Peru's Investigators Close in on Fugitive Spy Chief

Peru said on Monday that its fugitive former spy chief, Vladimiro Montesinos, was alive and that investigators were closing in on him.

"We have information that he is alive, I cannot say in what condition or where, but we are getting closer," interim Interior Minister Antonio Ketin Vidal told a news conference after rumours swirled that the man who plunged Peru into months of political crisis last year was dead or captured.

Ketin Vidal's comments came after a weekend dash to Venezuela for talks with his counterpart as the hunt for Latin America's most wanted man focused on Venezuela's countryside.

After months of flatly denying reports that Montesinos was ever in the country, Venezuelan authorities now say they are co-operating closely with Peru to try to clear up the mystery and that they will send the fugitive home if they catch him.

"Mr. Montesinos could be in Venezuela on the run from Peruvian justice," Venezuela's security vice minister, General Francisco Belisario, told a news conference earlier.

Ketin Vidal, who became a hero after catching the head of Peru's Shining Path rebel group in 1992, said Montesinos had been seen at a luxury ecotourism hotel in Cojedes state, southwest of Caracas.

Peru has offered a US$5 million bounty for Montesinos, who is wanted on a string of charges ranging from money laundering to corruption to ordering torture and death squads.

"There is more than one person who has seen him and knows about his movements inside the estate and who have said they are sure that it's Vladimiro Montesinos," the minister said.

Venezuelan authorities had been searching the Cojedes area, Ketin Vidal said. "I had a phone conversation with (Interior Minister) Luis Miquilena this morning and I asked him about the result of the operation and he told me it was negative."

The whereabouts of the former spy chief, whose extensive corruption network is still rocking Peru after toppling former President Alberto Fujimori last November, has become a potentially damaging controversy for Venezuelan President Hugo Chavez.

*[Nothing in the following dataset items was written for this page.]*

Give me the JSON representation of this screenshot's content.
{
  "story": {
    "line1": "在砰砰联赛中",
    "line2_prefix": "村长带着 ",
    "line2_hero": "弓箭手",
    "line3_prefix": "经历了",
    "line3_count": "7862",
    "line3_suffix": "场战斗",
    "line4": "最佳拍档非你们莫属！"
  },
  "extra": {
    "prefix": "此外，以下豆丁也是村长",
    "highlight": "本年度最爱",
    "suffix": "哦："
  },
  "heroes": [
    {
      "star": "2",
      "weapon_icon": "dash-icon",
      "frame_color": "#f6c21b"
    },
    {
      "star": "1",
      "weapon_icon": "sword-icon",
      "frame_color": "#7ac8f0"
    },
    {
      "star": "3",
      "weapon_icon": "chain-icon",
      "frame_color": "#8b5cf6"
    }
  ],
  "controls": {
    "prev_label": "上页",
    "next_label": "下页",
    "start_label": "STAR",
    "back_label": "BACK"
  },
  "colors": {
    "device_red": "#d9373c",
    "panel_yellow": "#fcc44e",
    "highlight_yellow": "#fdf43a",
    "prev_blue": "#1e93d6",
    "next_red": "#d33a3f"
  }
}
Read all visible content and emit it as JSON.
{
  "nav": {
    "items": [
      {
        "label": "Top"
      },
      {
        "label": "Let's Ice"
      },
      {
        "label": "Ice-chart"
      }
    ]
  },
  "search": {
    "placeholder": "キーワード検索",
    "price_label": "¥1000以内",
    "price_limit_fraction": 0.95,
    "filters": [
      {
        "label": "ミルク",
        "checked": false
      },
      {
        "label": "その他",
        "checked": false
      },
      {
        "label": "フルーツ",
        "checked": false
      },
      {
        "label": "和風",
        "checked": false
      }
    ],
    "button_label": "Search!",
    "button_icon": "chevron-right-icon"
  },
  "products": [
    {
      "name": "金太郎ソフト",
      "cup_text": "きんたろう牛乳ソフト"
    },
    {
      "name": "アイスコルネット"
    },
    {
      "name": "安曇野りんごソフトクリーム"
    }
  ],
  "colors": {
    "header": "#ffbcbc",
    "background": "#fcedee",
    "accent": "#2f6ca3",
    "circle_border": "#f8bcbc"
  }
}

The Venezuelan leader and his aides have faced an almost daily barrage of questions since Miquilena admitted earlier this month there was evidence the fugitive had been in Caracas in December for plastic surgery on his face - contradicting his predecessor Jose Vicente Rangel's assertion at the time that such suggestions were "magic realism."

Miquilena also indicated that local police might have helped him escape, which angered Peruvians.

For days, Venezuela's opposition-dominated newspapers have carried reports that Montesinos, who disappeared from Peru late last year on a trail believed to have also taken him to the Galapagos islands, Costa Rica and Aruba, was being protected by influential figures close to the Chavez government.